COURSE CONTRE LE TEMPS

Outre cela, le sujet demeure tabou tant au sein de la communauté israélienne que sur le plan international. «Quand on aborde cette question en Occident, on devient tout de suite porte-parole des peurs des Israéliens. Et alors, le problème de fond est court-circuité, explique la directrice de Badil. On prend automatiquement position au nom de ceux qui sont déjà là aux dépens des autres. Le message alors adressé aux Palestiniens est qu'ils ne doivent pas aborder cette question, ou doivent faire des compromis avant même qu'on parle d'une solution».

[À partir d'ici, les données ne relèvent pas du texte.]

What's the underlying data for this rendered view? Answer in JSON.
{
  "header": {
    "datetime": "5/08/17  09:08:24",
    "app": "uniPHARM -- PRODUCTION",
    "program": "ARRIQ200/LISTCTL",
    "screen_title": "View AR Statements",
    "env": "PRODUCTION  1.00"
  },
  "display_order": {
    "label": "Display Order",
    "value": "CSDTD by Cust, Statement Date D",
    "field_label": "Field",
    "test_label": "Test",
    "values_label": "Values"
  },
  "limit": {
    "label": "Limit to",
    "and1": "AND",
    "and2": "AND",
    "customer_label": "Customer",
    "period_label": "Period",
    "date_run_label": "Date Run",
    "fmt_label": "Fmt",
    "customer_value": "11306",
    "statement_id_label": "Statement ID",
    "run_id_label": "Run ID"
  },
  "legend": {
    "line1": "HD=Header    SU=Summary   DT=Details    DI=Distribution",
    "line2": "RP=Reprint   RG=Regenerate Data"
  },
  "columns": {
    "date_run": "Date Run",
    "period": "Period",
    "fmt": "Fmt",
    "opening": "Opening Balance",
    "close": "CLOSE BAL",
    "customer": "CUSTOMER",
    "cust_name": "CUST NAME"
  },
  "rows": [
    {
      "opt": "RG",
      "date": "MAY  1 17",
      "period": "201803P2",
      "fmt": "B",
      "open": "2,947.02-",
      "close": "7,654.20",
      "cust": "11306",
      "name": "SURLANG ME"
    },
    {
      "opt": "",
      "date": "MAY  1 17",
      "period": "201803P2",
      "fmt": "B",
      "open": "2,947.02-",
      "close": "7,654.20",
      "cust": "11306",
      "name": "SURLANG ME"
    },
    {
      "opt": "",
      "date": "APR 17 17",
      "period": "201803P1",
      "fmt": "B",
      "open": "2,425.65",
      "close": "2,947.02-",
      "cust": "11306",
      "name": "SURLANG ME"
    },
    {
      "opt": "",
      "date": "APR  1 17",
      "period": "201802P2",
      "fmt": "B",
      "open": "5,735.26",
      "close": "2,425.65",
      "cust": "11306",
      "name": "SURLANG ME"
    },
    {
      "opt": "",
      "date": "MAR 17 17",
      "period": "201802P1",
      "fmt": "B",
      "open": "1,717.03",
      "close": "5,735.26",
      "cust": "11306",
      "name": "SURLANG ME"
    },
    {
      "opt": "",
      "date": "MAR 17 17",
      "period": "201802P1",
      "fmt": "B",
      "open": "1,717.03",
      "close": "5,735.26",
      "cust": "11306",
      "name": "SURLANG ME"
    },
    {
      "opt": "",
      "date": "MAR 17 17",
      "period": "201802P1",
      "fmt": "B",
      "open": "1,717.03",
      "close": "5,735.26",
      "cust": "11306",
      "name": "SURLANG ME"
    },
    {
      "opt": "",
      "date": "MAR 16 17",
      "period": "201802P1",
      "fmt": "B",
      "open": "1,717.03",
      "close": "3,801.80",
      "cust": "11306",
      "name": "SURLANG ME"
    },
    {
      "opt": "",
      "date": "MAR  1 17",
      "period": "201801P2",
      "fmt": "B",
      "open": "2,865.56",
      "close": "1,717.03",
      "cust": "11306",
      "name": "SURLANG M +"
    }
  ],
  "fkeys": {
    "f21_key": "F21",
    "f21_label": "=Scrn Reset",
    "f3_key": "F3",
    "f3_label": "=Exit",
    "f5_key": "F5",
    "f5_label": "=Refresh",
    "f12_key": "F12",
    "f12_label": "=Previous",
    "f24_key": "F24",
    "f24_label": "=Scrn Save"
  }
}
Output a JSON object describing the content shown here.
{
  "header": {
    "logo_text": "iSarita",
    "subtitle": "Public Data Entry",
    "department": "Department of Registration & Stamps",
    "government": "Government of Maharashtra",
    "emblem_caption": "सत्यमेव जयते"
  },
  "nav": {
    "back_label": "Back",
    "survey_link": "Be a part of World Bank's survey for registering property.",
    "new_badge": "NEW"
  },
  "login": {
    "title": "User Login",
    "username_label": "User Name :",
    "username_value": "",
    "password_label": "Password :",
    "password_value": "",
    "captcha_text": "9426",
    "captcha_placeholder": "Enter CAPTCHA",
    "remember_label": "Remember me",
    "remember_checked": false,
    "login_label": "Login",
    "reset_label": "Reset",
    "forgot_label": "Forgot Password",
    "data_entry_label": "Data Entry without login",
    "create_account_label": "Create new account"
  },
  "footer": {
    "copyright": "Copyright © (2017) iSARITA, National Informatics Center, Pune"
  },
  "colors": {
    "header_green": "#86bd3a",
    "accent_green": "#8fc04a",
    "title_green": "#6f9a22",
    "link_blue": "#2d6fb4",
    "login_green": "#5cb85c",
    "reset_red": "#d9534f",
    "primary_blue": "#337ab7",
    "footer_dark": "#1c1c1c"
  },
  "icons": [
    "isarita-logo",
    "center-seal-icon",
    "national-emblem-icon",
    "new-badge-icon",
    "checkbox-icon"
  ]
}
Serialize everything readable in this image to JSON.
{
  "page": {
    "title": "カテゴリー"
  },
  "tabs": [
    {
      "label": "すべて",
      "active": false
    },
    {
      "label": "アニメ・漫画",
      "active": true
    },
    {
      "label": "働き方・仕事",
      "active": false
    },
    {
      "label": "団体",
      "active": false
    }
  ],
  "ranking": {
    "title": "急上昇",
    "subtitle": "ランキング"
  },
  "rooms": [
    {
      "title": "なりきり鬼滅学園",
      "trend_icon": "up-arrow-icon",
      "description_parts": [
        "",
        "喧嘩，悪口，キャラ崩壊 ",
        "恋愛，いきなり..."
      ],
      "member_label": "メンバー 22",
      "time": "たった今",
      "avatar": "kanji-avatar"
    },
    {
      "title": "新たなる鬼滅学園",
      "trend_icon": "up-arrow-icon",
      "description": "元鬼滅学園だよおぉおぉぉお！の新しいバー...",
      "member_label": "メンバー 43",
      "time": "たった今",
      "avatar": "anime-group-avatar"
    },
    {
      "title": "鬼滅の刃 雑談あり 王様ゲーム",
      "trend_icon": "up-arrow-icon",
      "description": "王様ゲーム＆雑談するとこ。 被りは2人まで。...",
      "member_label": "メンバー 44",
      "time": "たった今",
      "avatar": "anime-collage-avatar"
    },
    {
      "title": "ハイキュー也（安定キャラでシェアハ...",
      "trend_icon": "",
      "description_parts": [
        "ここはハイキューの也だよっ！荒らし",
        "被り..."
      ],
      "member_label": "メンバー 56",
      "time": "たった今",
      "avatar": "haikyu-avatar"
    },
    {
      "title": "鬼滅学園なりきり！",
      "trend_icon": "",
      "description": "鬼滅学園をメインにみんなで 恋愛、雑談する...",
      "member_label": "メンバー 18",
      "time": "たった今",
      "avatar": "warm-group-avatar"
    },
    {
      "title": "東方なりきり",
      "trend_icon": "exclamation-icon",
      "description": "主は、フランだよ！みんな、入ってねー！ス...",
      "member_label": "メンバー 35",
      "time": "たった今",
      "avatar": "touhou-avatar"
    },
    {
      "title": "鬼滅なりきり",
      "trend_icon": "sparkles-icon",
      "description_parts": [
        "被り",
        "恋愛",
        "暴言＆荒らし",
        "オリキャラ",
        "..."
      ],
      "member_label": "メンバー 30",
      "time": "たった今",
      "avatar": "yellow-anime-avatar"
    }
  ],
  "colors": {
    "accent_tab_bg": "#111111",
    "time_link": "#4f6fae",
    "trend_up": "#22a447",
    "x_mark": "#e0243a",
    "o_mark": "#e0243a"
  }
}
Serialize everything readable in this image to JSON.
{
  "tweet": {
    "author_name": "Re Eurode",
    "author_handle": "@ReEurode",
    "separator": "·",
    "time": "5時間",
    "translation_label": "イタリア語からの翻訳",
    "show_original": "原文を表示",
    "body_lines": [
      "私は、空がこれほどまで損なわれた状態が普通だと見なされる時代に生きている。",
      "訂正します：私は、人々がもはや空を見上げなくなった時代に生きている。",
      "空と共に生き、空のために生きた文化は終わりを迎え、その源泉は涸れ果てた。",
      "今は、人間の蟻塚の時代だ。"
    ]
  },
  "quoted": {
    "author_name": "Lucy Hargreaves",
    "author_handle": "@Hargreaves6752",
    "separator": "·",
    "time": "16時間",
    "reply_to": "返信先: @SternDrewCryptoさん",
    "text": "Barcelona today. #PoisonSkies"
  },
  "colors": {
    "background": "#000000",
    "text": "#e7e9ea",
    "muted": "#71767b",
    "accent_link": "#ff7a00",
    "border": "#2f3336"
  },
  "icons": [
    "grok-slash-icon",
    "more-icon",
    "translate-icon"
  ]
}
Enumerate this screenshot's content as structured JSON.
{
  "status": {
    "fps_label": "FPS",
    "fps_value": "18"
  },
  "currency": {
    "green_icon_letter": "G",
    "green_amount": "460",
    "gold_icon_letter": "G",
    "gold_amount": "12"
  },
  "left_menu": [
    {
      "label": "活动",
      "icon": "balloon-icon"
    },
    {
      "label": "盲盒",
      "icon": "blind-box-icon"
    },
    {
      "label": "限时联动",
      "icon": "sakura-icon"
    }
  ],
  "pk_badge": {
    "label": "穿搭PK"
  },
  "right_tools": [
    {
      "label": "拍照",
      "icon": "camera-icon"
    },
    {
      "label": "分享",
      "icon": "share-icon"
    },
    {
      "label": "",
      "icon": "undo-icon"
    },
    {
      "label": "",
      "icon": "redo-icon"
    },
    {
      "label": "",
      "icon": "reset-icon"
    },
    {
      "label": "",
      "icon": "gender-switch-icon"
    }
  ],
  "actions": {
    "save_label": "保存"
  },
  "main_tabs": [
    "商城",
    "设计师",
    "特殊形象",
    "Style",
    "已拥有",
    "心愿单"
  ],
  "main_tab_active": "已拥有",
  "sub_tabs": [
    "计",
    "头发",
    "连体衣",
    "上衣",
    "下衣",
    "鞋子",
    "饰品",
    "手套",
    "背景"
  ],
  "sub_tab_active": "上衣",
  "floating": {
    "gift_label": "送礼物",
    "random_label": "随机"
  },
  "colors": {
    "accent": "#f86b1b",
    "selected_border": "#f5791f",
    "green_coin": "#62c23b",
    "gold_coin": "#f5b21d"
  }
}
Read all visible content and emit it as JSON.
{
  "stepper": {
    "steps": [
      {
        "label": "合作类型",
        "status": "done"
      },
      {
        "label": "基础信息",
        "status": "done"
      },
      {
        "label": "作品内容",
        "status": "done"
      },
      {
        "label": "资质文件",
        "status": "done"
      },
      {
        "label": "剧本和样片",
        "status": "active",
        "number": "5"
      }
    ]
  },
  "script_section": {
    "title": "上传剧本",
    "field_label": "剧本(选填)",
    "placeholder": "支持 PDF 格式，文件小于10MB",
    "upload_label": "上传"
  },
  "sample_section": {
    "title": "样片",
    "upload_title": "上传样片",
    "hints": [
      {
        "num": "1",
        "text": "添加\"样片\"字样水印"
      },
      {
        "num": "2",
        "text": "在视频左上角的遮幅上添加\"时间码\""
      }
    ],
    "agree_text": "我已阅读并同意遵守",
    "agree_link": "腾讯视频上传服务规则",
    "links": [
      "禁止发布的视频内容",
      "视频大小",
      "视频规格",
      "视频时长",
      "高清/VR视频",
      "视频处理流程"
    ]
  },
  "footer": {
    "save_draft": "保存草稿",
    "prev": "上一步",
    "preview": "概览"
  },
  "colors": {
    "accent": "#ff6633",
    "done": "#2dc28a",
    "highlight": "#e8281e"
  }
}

Installés depuis 50 ans sur ces terres, les israéliens ne veulent, en effet, pas entrer en matière sur les revendications des Palestiniens. «Le facteur du temps doit être mis sur la table, poursuit Ingrid Gassner. Car il joue un rôle certain dans la reconsidération du retour. Aucun doute que les Juifs qui ont grandi depuis 50 ans sur le même lieu ont aussi des droits. Mais on ne peut pas mettre en relation directe le facteur temps et la possibilité pour les victimes de revendiquer leurs droits. Au contraire, les violations de ces droits deviennent plus graves avec le temps. Si le temps annulait les droits, toute l'argumentation sur les victimes de l'Holocauste n'aurait pas lieu d'être. C'est pour cela qu'il faut trouver des compromis entre le droit de ceux qui ont été expulsés (réfugiés) et ceux qui vivent là maintenant. Le cas d'Israël n'est pas unique. Le problème se pose chaque fois qu'il y est question de retour de réfugiés».